The National Institute of Health (NIH) defines obesity as “having too much fat.” Not to be confused with being overweight, this is defined as weighing too much. In both cases it can be considered unhealthy. What causes concern is the increased risk factors associated with being obese, which are diabetes, heart disease, stroke and arthritis, among others. While many us of are aware of what can be now considered an epidemic, America continues to spiral out of control.
Just last year, a new Gallup and Healthways poll found the obesity rate is at its highest affecting more than 27-percent of the population. By looking inside our own genes, could we find that nutrigenomics is the powerful “magic pill” we have been waiting for?
French chemist, Antoine Lavoisier was one of the first people to discover how we metabolize food. He shed some light on how nutrition worked within our bodies and was dubbed “The Father of Nutrition”.

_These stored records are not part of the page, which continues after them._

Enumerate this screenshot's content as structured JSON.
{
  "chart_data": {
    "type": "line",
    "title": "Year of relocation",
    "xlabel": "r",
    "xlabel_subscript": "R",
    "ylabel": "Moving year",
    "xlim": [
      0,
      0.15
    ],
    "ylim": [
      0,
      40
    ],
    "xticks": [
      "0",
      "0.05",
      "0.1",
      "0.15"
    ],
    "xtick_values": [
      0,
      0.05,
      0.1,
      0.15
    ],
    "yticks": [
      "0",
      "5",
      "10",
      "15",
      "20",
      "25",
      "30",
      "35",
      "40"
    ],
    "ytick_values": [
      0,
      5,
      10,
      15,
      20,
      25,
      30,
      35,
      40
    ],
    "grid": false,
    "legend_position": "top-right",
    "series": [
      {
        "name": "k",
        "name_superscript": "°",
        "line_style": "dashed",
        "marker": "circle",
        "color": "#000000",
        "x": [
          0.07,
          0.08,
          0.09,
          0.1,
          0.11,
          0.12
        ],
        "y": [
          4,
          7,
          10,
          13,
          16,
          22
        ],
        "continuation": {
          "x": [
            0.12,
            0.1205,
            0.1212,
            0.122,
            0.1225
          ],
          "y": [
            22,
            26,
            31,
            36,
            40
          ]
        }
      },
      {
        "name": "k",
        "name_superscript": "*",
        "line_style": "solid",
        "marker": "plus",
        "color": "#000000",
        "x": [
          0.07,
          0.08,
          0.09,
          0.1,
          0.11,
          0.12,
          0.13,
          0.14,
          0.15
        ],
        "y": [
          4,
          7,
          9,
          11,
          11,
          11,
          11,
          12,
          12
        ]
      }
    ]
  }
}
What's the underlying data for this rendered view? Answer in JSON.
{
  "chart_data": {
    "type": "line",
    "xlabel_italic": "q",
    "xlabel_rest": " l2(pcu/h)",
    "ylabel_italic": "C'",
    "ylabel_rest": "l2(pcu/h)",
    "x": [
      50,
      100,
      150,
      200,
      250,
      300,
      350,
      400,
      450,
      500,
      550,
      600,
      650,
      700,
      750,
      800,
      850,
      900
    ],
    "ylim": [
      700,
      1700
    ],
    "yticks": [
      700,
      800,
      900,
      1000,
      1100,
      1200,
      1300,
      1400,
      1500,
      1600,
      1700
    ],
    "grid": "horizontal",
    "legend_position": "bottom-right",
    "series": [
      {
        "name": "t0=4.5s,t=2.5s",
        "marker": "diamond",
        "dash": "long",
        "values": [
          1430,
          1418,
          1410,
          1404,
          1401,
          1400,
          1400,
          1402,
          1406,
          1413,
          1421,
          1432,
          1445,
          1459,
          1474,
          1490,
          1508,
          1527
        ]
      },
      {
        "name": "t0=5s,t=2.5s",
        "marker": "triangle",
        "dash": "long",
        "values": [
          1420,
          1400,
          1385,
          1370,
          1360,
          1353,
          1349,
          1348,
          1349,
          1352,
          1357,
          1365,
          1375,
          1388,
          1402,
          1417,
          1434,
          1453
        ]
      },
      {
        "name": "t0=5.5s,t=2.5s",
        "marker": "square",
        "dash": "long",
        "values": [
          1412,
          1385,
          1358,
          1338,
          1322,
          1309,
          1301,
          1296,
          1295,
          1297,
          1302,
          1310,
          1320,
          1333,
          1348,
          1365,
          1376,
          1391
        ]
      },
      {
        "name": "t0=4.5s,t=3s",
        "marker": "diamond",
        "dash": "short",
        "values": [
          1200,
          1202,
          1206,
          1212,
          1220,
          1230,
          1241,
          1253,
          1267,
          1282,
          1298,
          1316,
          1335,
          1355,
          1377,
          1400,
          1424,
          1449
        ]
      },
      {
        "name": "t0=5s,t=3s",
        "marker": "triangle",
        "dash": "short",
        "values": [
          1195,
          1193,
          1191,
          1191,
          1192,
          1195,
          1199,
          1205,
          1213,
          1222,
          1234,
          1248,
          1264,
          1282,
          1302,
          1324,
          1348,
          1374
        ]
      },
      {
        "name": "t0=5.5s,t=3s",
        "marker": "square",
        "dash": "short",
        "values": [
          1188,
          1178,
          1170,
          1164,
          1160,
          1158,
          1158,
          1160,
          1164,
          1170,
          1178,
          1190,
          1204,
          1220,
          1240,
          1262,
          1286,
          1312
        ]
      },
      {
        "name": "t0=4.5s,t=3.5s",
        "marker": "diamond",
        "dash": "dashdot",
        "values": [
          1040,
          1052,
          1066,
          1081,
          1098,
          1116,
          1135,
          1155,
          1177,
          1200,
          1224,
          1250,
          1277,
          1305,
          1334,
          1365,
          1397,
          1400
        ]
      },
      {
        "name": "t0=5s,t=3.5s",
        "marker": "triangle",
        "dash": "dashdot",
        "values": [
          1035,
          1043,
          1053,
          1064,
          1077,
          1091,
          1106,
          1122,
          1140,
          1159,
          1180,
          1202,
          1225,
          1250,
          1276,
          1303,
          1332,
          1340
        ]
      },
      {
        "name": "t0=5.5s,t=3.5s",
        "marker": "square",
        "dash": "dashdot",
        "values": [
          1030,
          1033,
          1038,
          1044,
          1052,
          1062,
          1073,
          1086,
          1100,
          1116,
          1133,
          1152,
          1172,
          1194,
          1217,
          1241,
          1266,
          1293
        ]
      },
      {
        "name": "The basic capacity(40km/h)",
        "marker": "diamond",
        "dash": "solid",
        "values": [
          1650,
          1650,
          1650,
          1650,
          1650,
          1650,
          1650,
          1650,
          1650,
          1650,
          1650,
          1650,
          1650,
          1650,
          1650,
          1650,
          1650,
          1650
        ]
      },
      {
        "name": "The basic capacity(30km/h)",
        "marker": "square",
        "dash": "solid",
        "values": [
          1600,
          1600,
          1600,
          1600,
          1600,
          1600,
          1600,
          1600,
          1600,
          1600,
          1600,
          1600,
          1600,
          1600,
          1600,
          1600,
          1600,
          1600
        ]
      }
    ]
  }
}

Since then we have discovered many facets to our dietary needs and have shunned things like additives, chemicals and sugars while embracing diets that mimic the experiences of our ancestors.
Nutrigenomics could be defined as the relationship between diet and our genes. It has been found that the variations in genetic makeup and macronutrients could influence how our genes react to certain foods; certain variations could heavily influence some people’s metabolism in a negative way. By studying nutrigenomics we are trying to understand the relationship between our DNA and nutritional need and building a platform to hopefully one day end “globesity” for good.
It’s been proven that one size does not fit all when it comes to treating deadly diseases. That’s the reason personalized medicine has been a big priority for the current Obama administration. The same way one single gene mutation is sufficient to cause a disease, could we investigate what is causing our country to be obese? Could our eating habits cause gene mutations that are making us fat? Can we fix it?
Science behind genes and weight loss
Although the research it’s still ongoing, at least 14 genetic markers have been identified by scientists showing a susceptibility to diet-related-metabolic weight loss.
The famous study at Stanford University showed that “when individuals were assigned to different diets based on their genotype, they lost significantly more weight than those assigned to a diet unsuited to their genetics.”
Meanwhile, Harvard University School of Public Health has demonstrated that single gene mutations could cause a severe form of obesity; these genes are called monogenic mutations. Harvard is well known in the nutrigenomics community after it discovered the first ever obese related gene variants, known as FTO, in 2007, using genome-wide association studies.
And the fight is not only in the U.S. Newcastle University in the U.K. has partnered with a DNA-based company to try and confirm that DNA and diet are correlated.
The science exists; in an interview with ABC news, Dr. David Herber of the UCLA Center for Human Nutrition was quoted as saying, “This is going to be the most revolutionary new change in nutrition in decades.”
While the research is there, pinpointing the exact gene that could help us understand how to stop our bodies from gaining weight has been extremely hard. While some forms of obesity are affected by one single gene mutation, most forms of the disease are affected by various gene mutations.
Nutritionists are not ready to rely on one source to fix the ever-growing problem of obesity, and neither are researchers. Is there still a lot to be learned in the field of nutrigenomics? Yes. Should we avoid talking about it as a reliable source of information? Never. Can we apply it today? In my opinion, yes.
The Future of Nutrigenomics and “globesity”
More research is needed to find out if our genes can tell our entire health story, but we are hopeful the answer could be yes. What we know is that our DNA is very powerful and can tell us a lot about the human species. Now, one thing is for certain; we are beginning to pick the “low fruits on the human genome map” and we are seeing some great responses as to which genes could one day help give us a compass to a healthier lifestyle. However, it’s up to each individual to make use of the information. Environment is as much a cause of obesity as our genes and shouldn’t be ignored even in the face of science discovery.